A touch of post-Chilcot stress disorder
*Five hours giving evidence to the Chilcot inquiry under the glare of television cameras would test the endurance of anyone, so you cannot entirely blame Alastair Campbell for a touch of post-traumatic stress, but this time he really has blown a gasket.
It is not just that curious rambling post on his blog on Wednesday, in which he quoted Psalm 56, reproduced great chunks of his published diary, discussed Burnley football club's search for a new manager, said he had not read the newspapers, and praised Keira Knightley's performance in The Misanthrope, in a single stream of consciousness.
Among the newspapers he claims not to have read is The Daily Mail, which reported his appearance in its usual understated way, under the headline "Shameless, Swaggering and Still Lying". Inside, Peter Oborne, Campbell's biographer, wrote him off as "an unscrupulous propagandist who lied to the British public", and sketch- writer Quentin Letts labelled him as "ex-Commissar Campbell, the Propaganda Bully."
Suddenly, into the blogosphere there popped in excess of a thousand words of undistilled Campbell rage, directed at this unread newspaper, which he calls Die Mail, and its Editor, aka "Obergruppenfuehrer Paul Dacre".
Campbell has hit on a theory that Dacre is a repressed gay who secretly fancies him something rotten. This passion, Campbell surmised, was "first lovingly bitter, then bitterly enraged, then out for vengeance" because it will never be requited.
Dacre is not alone. In the same blog, that "faux posh tosser, Peter Oborne" and "the queer-looking Quentin Quetts" also stand accused of directing homoerotic longings in Campbell's direction.
Calm, Ali – calm, calm, calm.
Mandiavelli plays up to his own image
*But that other veteran spin doctor Peter Mandelson has developed enough of a sense of humour to play up to his own image. At a BBC lunch, when was asked why the plot against Brown mounted by Geoff Hoon and Patricia Hewitt had failed so dismally, the old Machiavelli purred: "Because I wasn't organising it."
A chance to shake off the curse of his life
*Residents of Spelthorne have until Monday to put their names down to take part in choosing their next Tory MP. The winner will be announced on Friday. One contender is Michael McManus, whose short biography on the Spelthorne Conservatives' website omits to mention that he has the patience of a saint. He needed it, because he worked for several years for that old grouch Sir Edward Heath. Heath's memoirs, The Course of My Life (1998), would never have been written without McManus's selfless assistance, for which he received next to no thanks. Proximity to Heath has been like a contamination that has blighted McManus's career, making it unlikely that any Conservative Association would ever let him near a winnable seat; but since Spelthorne is holding an open primary, maybe, for once, he is in with a chance.

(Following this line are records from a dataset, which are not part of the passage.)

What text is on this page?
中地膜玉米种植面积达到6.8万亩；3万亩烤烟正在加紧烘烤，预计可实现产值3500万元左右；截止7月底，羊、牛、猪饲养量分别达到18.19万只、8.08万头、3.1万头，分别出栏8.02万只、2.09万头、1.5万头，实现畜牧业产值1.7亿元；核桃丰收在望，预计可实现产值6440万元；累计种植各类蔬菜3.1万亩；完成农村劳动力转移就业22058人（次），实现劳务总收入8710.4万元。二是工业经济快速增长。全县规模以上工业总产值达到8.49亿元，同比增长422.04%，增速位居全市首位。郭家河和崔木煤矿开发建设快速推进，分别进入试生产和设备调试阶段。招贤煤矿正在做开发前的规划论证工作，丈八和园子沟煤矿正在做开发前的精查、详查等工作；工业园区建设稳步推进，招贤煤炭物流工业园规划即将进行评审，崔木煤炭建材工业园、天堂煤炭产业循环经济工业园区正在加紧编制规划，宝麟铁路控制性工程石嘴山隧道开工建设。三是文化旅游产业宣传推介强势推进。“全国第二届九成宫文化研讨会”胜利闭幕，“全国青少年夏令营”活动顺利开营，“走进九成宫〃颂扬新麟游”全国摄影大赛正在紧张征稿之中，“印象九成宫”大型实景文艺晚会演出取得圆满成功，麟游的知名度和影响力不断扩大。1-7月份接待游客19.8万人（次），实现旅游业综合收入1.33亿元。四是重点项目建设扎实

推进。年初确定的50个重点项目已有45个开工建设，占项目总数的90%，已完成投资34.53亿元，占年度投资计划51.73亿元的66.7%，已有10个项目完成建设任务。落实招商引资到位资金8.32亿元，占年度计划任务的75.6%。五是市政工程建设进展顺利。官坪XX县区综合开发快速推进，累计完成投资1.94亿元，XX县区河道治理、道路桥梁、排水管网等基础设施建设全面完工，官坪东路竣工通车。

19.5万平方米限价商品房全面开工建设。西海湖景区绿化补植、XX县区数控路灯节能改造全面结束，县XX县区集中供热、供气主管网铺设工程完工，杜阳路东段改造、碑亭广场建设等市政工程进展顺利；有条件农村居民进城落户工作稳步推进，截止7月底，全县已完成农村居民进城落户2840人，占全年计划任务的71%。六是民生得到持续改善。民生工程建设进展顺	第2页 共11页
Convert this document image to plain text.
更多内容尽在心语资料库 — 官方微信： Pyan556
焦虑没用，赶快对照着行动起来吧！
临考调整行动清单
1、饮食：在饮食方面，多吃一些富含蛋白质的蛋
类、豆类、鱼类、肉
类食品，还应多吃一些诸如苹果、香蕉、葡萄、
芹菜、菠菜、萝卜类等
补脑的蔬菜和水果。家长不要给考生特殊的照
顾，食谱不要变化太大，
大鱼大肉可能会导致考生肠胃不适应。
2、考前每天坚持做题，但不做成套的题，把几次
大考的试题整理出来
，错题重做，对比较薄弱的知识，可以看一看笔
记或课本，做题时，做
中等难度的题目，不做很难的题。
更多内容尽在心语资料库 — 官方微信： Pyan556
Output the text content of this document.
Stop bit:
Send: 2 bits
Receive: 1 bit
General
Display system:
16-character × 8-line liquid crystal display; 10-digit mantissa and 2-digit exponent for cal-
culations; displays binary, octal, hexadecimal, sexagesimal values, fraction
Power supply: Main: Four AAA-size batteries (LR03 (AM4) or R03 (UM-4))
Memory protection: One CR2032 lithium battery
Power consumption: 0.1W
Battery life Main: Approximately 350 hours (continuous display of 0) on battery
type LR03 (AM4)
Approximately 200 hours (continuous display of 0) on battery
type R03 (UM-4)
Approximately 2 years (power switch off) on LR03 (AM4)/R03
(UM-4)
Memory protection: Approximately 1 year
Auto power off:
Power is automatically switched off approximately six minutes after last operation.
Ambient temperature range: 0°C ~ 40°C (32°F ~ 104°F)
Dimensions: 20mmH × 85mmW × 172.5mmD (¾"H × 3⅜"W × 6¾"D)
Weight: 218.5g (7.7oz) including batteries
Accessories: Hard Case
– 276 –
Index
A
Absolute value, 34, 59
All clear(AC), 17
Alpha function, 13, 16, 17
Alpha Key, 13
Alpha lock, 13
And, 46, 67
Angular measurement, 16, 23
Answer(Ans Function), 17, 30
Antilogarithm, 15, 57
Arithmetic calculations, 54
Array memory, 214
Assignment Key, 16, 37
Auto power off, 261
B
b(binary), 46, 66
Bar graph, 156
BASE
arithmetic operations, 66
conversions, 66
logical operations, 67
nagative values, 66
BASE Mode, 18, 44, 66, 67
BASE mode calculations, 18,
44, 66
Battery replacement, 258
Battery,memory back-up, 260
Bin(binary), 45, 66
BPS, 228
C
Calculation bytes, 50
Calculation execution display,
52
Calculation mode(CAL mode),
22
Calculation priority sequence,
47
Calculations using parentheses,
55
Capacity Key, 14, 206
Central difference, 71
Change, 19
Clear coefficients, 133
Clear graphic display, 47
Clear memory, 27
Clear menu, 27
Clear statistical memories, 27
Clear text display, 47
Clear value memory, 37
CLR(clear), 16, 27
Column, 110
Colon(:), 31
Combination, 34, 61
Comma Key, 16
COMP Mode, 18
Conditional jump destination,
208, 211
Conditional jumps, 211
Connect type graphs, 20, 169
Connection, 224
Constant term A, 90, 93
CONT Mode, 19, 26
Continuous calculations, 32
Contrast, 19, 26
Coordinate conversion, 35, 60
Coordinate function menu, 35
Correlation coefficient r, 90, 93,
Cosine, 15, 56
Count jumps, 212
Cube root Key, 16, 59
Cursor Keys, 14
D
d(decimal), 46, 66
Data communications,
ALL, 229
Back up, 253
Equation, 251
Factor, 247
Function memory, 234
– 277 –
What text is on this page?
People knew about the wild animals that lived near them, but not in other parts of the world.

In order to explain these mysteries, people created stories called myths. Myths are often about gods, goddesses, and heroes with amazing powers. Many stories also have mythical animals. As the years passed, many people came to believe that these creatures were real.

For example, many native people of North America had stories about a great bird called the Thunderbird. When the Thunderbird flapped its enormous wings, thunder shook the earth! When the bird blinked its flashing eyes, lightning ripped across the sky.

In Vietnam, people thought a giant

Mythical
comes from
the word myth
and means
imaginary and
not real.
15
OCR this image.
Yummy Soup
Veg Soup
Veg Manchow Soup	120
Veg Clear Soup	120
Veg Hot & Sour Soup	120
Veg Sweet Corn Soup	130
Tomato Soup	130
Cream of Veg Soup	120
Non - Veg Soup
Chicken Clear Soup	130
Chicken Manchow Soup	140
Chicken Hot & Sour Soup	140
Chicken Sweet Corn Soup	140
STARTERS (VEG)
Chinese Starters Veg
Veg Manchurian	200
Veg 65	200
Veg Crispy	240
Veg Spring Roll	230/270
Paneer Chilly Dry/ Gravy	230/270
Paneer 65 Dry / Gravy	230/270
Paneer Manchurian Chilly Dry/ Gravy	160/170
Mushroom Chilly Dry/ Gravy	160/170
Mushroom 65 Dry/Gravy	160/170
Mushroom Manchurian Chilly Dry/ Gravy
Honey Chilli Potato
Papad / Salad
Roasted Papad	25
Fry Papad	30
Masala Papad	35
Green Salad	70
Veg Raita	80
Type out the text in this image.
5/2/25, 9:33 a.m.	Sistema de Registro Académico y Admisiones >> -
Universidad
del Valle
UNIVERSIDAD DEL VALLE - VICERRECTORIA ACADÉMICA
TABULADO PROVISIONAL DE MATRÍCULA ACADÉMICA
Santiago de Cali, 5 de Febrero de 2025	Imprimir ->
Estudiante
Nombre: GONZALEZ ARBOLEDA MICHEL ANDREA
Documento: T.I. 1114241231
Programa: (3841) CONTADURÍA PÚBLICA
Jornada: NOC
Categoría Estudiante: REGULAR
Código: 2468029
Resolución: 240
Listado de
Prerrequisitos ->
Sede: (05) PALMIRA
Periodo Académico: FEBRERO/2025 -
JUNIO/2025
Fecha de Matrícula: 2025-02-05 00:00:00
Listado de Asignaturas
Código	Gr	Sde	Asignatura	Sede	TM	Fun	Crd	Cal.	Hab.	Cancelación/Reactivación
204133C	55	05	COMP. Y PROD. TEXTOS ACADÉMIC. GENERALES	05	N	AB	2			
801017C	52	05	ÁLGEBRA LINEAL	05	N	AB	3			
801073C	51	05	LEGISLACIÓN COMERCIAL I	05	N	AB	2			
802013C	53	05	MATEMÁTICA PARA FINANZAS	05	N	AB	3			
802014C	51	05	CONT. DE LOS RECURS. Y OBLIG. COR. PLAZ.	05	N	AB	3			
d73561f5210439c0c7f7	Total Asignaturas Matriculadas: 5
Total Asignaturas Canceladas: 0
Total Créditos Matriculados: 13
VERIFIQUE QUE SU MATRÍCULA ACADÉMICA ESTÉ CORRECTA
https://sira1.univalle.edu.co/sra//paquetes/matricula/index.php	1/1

Sitting uncomfortably in mutual loathing
*Which is a good enough excuse to retell a tale about the truculent Sir Edward. In October 1998, William Hague had the bright idea of persuading Heath and Margaret Thatcher to overcome their mutual loathing and sit side by side on stage at the annual Conservative conference, although the two ex-Prime Ministers had literally not exchanged a civil word since early in 1976. Heath arrived early, took a look at the stage, and spent most of the rest of the day bending Michael McManus's ear about the horrible chairs on which they were expected to sit.
Finally came the moment backstage when Heath and Thatcher met and 23 years of frigid silence was broken. Thatcher rose to the occasion, saying: "Hello, Ted. Have you seen those awful chairs?"
To which Heath retorted: "Can't see what's wrong with them."